Le carry trade en yen, risque systémique pour les marchés
Le yen bon marché est depuis des années le carburant d'une stratégie massive : emprunter en yen à taux quasi nul pour placer les fonds sur des actifs mieux rémunérés ailleurs. Ce carry trade est très répandu. Une nouvelle intervention de la Banque du Japon sur le marché des changes, ou une hausse surprise de ses taux directeurs, pourrait forcer un dénouement brutal de ces positions. Le mécanisme est bien documenté : les investisseurs rachètent du yen en urgence, vendent leurs actifs financés par ce portage et le choc se propage simultanément aux actions et aux marchés crypto. Le marché de prédiction attribue une probabilité de 12% à une récession japonaise en 2026, ce qui maintient la pression sur la Banque du Japon pour arbitrer entre défense du yen et soutien à la croissance.
Pourquoi c'est important pour vos actifs
- $EWJ▼ Baissier
Sens qualitatif, sans prévision de prix. Source : nos modèles de corrélation historique.

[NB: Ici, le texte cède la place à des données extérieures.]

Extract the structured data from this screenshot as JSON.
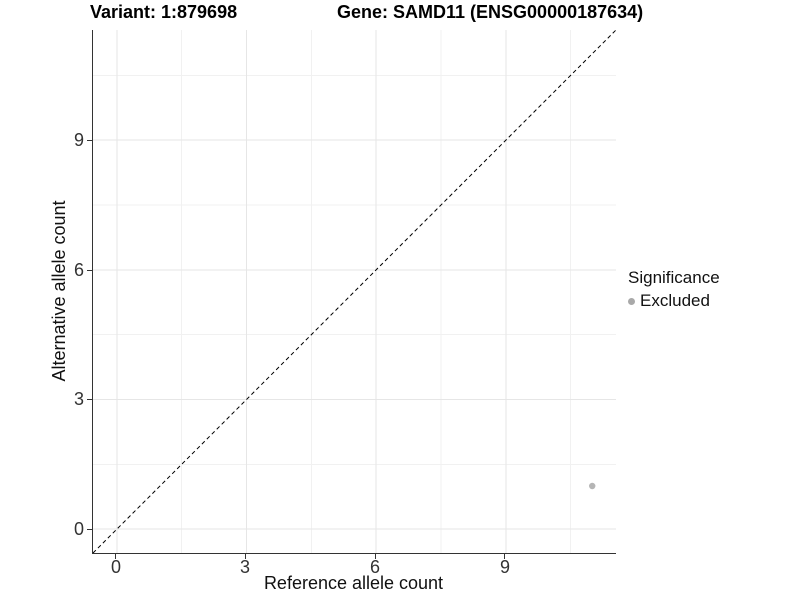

Selon nos modèles de corrélation historique, une hausse de taux surprise de la Banque du Japon peut déclencher un dénouement du carry trade qui fait chuter le Bitcoin et les actions en même temps. Les ETF exposés aux actions japonaises, comme l'EWJ (iShares MSCI Japan), subissent alors une double pression : la baisse des marchés actions et l'appréciation du yen qui renchérit le coût de rachat des positions. À l'inverse, un assouplissement en zone euro ou une relance en Chine soutiendrait plutôt les actifs risqués. La surveillance de la politique monétaire japonaise reste donc un indicateur avancé pour l'ensemble des portefeuilles exposés aux actifs risqués.